Planting: Can grow in a variety of soils, including those that don’t drain too well. It can spread rapidly through underground stems, so place in an area where it will have room to grow. Plant at any time except January, as they may struggle to become established in the cold.

Care: A Florida native, the swamp sunflower requires very little care once established. They do not require fertilization or watering. Prune to keep it tidy. It is susceptible to spittle bugs and powdery mildew, though they rarely cause extensive damage.

Use: Is great as a focal point in a perennial bed. Also performs well along borders, such as fence lines. It might be the best Coral Gables option for mass plantings, as it will spread quickly while providing beauty and ecosystem services.

Pentas - Pentas lanceolata

Pentas come in a variety of colors and sizes. They produce colorful flowers that attract hummingbirds and butterflies. Our favorite species is the Pentas Lanceolata, which grows to become 4 feet tall and bears flowers most of the year.

Planting: Can handle a variety of soil types, though it does best in well-drained soils. Can handle full sun to partial shade, though it grows faster with more sunlight. Water regularly after planting, but scale back and water only as necessary once established.

Care: Best left unclipped for maximum flower production. Fertilize once a year in the spring with a slow-release fertilizer. Mulch around the base of the plant to conserve water.

Use: We like to place pentas in a container in sunny areas that need some color. Does well in planting beds or in small planting areas in Coral Gables Landscape Designs.
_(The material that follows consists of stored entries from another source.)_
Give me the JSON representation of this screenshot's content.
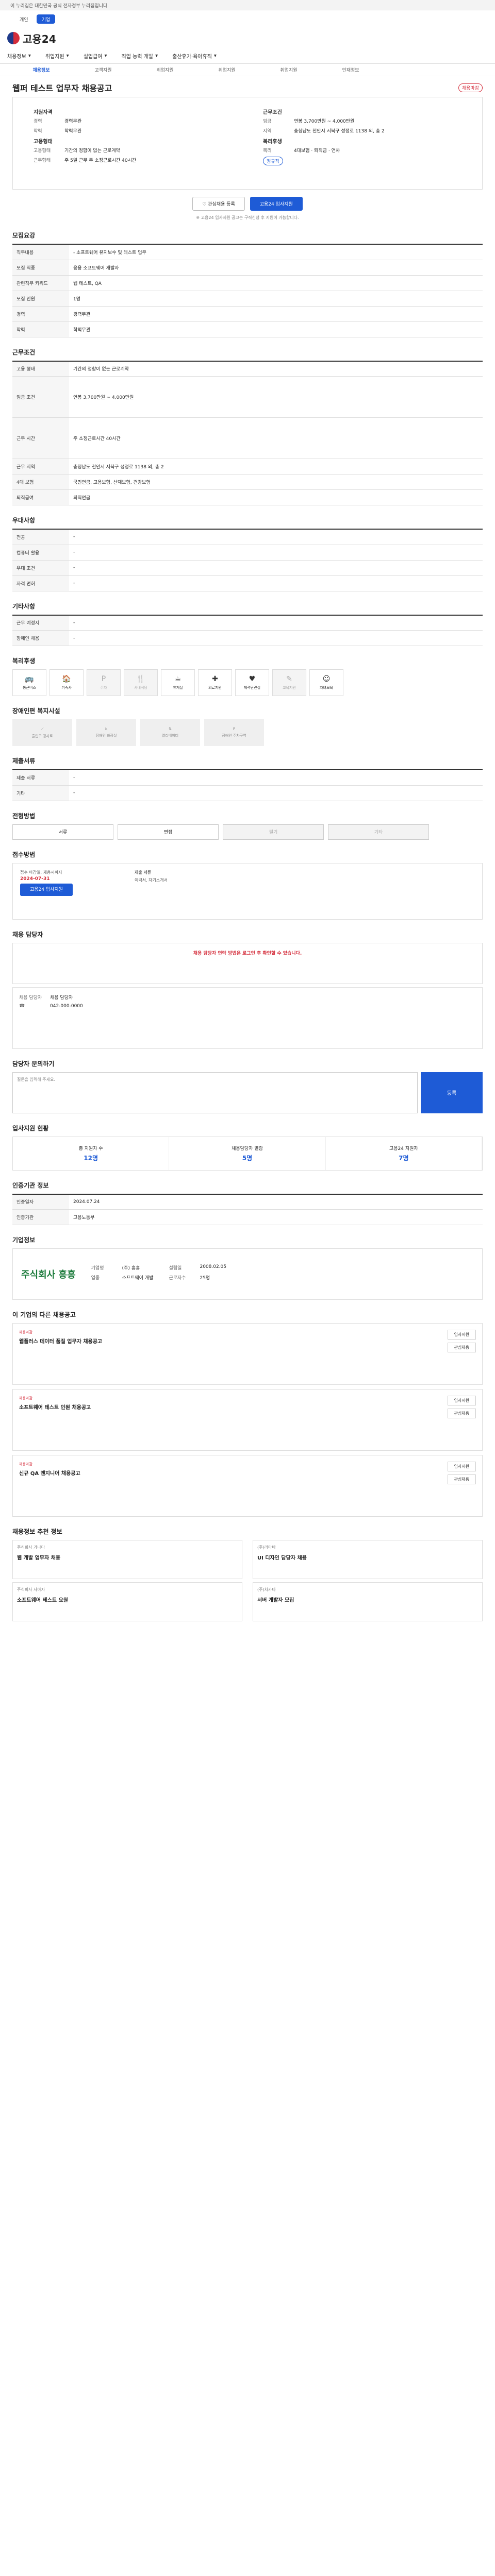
{
  "top": {
    "notice": "이 누리집은 대한민국 공식 전자정부 누리집입니다."
  },
  "tabs": [
    {
      "label": "개인"
    },
    {
      "label": "기업"
    }
  ],
  "brand": {
    "name": "고용24"
  },
  "gnb": [
    "채용정보",
    "취업지원",
    "실업급여",
    "직업 능력 개발",
    "출산휴가·육아휴직"
  ],
  "subnav": [
    "채용정보",
    "고객지원",
    "취업지원",
    "취업지원",
    "취업지원",
    "인재정보"
  ],
  "job": {
    "title": "웹퍼 테스트 업무자 채용공고",
    "badge": "채용마감",
    "tag": "정규직",
    "left_head": "지원자격",
    "right_head": "근무조건",
    "left": [
      {
        "k": "경력",
        "v": "경력무관"
      },
      {
        "k": "학력",
        "v": "학력무관"
      }
    ],
    "right": [
      {
        "k": "임금",
        "v": "연봉 3,700만원 ~ 4,000만원"
      },
      {
        "k": "지역",
        "v": "충청남도 천안시 서북구 성정로 1138 외, 총 2"
      }
    ],
    "left2_head": "고용형태",
    "left2": [
      {
        "k": "고용형태",
        "v": "기간의 정함이 없는 근로계약"
      },
      {
        "k": "근무형태",
        "v": "주 5일 근무 주 소정근로시간 40시간"
      }
    ],
    "right2_head": "복리후생",
    "right2": [
      {
        "k": "복리",
        "v": "4대보험 · 퇴직금 · 연차"
      }
    ],
    "btn_scrap": "관심채용 등록",
    "btn_apply": "고용24 입사지원",
    "note": "※ 고용24 입사지원 공고는 구직신청 후 지원이 가능합니다."
  },
  "sections": {
    "recruit": "모집요강",
    "condition": "근무조건",
    "welfare": "우대사항",
    "etc": "기타사항",
    "facility": "복리후생",
    "disabled": "장애인편 복지시설",
    "docs": "제출서류",
    "process": "전형방법",
    "apply": "접수방법",
    "manager": "채용 담당자",
    "inquiry": "담당자 문의하기",
    "stats": "입사지원 현황",
    "info": "인증기관 정보",
    "company": "기업정보",
    "others": "이 기업의 다른 채용공고",
    "recommend": "채용정보 추천 정보"
  },
  "recruit_rows": [
    {
      "k": "직무내용",
      "v": "- 소프트웨어 유지보수 및 테스트 업무"
    },
    {
      "k": "모집 직종",
      "v": "응용 소프트웨어 개발자"
    },
    {
      "k": "관련직무 키워드",
      "v": "웹 테스트, QA"
    },
    {
      "k": "모집 인원",
      "v": "1명"
    },
    {
      "k": "경력",
      "v": "경력무관"
    },
    {
      "k": "학력",
      "v": "학력무관"
    }
  ],
  "condition_rows": [
    {
      "k": "고용 형태",
      "v": "기간의 정함이 없는 근로계약"
    },
    {
      "k": "임금 조건",
      "v": "연봉 3,700만원 ~ 4,000만원"
    },
    {
      "k": "근무 시간",
      "v": "주 소정근로시간 40시간"
    },
    {
      "k": "근무 지역",
      "v": "충청남도 천안시 서북구 성정로 1138 외, 총 2"
    },
    {
      "k": "4대 보험",
      "v": "국민연금, 고용보험, 산재보험, 건강보험"
    },
    {
      "k": "퇴직급여",
      "v": "퇴직연금"
    }
  ],
  "welfare_rows": [
    {
      "k": "전공",
      "v": "-"
    },
    {
      "k": "컴퓨터 활용",
      "v": "-"
    },
    {
      "k": "우대 조건",
      "v": "-"
    },
    {
      "k": "자격 면허",
      "v": "-"
    }
  ],
  "etc_rows": [
    {
      "k": "근무 예정지",
      "v": "-"
    },
    {
      "k": "장애인 채용",
      "v": "-"
    }
  ],
  "facilities": [
    "통근버스",
    "기숙사",
    "주차",
    "사내식당",
    "휴게실",
    "의료지원",
    "체력단련실",
    "교육지원",
    "자녀보육"
  ],
  "disabled_fac": [
    "출입구 경사로",
    "장애인 화장실",
    "엘리베이터",
    "장애인 주차구역"
  ],
  "docs_rows": [
    {
      "k": "제출 서류",
      "v": "-"
    },
    {
      "k": "기타",
      "v": "-"
    }
  ],
  "process_tabs": [
    "서류",
    "면접",
    "필기",
    "기타"
  ],
  "apply_info": {
    "method": "접수 마감일: 채용시까지",
    "deadline": "2024-07-31",
    "btn": "고용24 입사지원",
    "doc_head": "제출 서류",
    "doc": "이력서, 자기소개서"
  },
  "manager_notice": "채용 담당자 연락 방법은 로그인 후 확인할 수 있습니다.",
  "manager": {
    "name": "채용 담당자",
    "tel": "042-000-0000"
  },
  "inquiry_placeholder": "질문을 입력해 주세요.",
  "inquiry_btn": "등록",
  "stats": [
    {
      "k": "총 지원자 수",
      "v": "12명"
    },
    {
      "k": "채용담당자 열람",
      "v": "5명"
    },
    {
      "k": "고용24 지원자",
      "v": "7명"
    }
  ],
  "info_rows": [
    {
      "k": "인증일자",
      "v": "2024.07.24"
    },
    {
      "k": "인증기관",
      "v": "고용노동부"
    }
  ],
  "company": {
    "logo": "주식회사 흥흥",
    "rows": [
      {
        "k": "기업명",
        "v": "(주) 흥흥"
      },
      {
        "k": "업종",
        "v": "소프트웨어 개발"
      },
      {
        "k": "설립일",
        "v": "2008.02.05"
      },
      {
        "k": "근로자수",
        "v": "25명"
      }
    ]
  },
  "others": [
    {
      "label": "채용마감",
      "title": "웹플러스 데이터 품질 업무자 채용공고"
    },
    {
      "label": "채용마감",
      "title": "소프트웨어 테스트 인원 채용공고"
    },
    {
      "label": "채용마감",
      "title": "신규 QA 엔지니어 채용공고"
    }
  ],
  "others_btns": [
    "입사지원",
    "관심채용"
  ],
  "recommend": [
    {
      "name": "주식회사 가나다",
      "title": "웹 개발 업무자 채용"
    },
    {
      "name": "(주)라마바",
      "title": "UI 디자인 담당자 채용"
    },
    {
      "name": "주식회사 사아자",
      "title": "소프트웨어 테스트 요원"
    },
    {
      "name": "(주)차카타",
      "title": "서버 개발자 모집"
    }
  ]
}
Blue Bush Sage – Salvia Urica

A pest-free perennial that is certain to attract butterflies and hummingbirds. Our favorite salvia is the blue bush sage, whose bright blue flowers and textured green leaves make any landscape design in Coral Gables pop.
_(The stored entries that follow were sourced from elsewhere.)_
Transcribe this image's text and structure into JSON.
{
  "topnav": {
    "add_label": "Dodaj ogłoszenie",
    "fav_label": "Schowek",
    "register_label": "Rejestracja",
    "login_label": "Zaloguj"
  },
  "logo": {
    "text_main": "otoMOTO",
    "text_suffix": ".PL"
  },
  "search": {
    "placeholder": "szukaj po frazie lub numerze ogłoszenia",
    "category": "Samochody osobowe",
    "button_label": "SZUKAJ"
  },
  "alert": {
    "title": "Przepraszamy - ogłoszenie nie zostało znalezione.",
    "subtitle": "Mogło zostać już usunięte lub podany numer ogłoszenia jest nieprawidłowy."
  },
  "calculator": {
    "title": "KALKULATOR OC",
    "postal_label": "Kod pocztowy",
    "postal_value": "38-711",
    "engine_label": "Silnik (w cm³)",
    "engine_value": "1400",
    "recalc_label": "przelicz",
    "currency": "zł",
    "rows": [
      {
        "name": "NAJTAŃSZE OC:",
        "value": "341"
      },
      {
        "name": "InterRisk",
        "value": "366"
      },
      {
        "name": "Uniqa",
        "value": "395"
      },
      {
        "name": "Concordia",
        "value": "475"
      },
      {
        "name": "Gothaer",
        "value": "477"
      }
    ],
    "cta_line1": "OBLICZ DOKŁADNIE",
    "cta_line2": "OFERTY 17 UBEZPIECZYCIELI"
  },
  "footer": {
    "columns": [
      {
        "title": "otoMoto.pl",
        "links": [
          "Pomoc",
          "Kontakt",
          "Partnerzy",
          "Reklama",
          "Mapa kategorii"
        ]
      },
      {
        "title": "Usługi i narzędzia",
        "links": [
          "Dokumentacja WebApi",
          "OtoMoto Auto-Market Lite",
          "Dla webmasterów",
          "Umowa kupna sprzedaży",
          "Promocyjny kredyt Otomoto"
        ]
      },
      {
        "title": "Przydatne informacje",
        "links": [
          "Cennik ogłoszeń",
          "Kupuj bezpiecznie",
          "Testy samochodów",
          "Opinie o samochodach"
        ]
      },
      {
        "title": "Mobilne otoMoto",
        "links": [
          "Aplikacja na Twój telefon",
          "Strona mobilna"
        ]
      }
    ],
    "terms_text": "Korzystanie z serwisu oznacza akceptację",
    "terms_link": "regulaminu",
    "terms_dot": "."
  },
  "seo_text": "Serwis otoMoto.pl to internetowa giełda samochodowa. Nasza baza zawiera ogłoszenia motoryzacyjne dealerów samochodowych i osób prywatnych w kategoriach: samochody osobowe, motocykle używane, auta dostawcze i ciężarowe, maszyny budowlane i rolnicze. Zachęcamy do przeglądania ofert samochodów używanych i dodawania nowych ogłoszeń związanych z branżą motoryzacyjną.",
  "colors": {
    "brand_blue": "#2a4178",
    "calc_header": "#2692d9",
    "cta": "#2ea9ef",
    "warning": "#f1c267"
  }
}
Planting: Does best in full sun, though will handle partial shade by reducing flower production. Place 3 feet away from other plants, as it can grow to be up to 4 feet tall and 3 feet wide. It does best in well-draining moist soils. Water regularly following planting.
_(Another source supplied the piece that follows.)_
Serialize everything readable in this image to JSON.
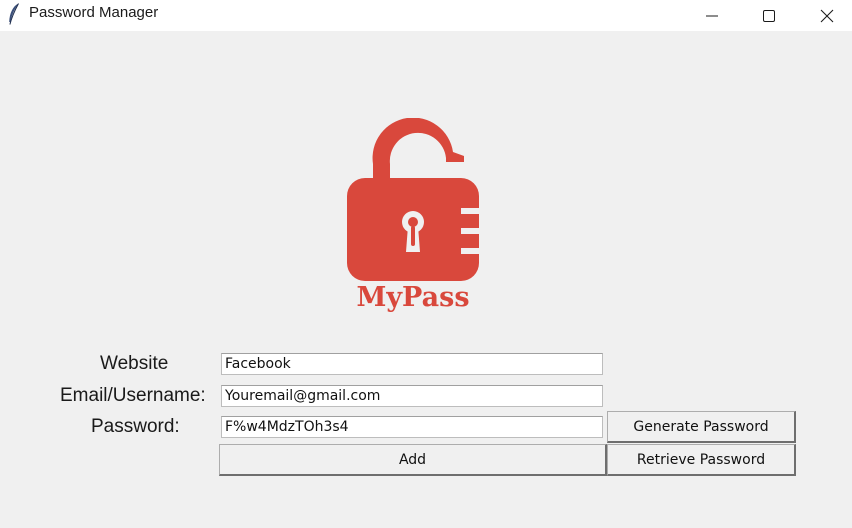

Care: Salvia is relatively drought tolerant when established and should not need additional watering in South Florida’s tropical climate. Apply a slow-release fertilizer in the springtime. You can lightly prune salvia in flowering season to maintain a neat appearance.

Use: Use as a backdrop to smaller plants, especially light-colored ones such as succulents. Also does well as the lone species lining a narrow planting bed bordering a structure. Its flowers will attract plenty of butterflies and hummingbirds, so place them somewhere where you will be able to enjoy the show.

Black-eyed Susan - Rudbeckia hirta

A hardy Florida native that is a favorite for bees, this small wildflower is a perfect addition to any pollinator garden.

Planting: Prefers full sun. Like other plants in this list, Black-eyed Susan can tolerate partial shade but will produce less flowers. They do well in a variety of well-draining soils, including sandy soils. Water regularly after planting.

Care: Black-eyed Susan is very low maintenance. It does not require any fertilization. Though short lived, Black-eyed Susan drops many seeds during its lifespan, ensuring there will be new plants to replace those that die. It is rarely bothered by pests and diseases.

Use: Black-eyed Susan forms a wonderful mound of foliage topped with its bright flowers, so we like to give it its own space in garden beds. Place next to green shrubs or small flowering plants to create a palette of color in your Coral Gables Landscape Design.

Coral Honeysuckle - Lonicera sempervirens

A native vine that can make any fence or trellis pop, the Coral Honeysuckle is a versatile hummingbird favorite.

Planting: Does best in full sun but will tolerate partial shade. It will handle a variety of soils. Water regularly after planting.

Care: Once established Coral Honeysuckle will not require much maintenance. It is drought tolerant and pest-free. Does not require fertilization. If used as a vine you can prune it regularly to help direct it.

Use: Coral Honeysuckle is perfect for trellises and fences. It can also be planted as a groundcover in your Coral Gables landscape design.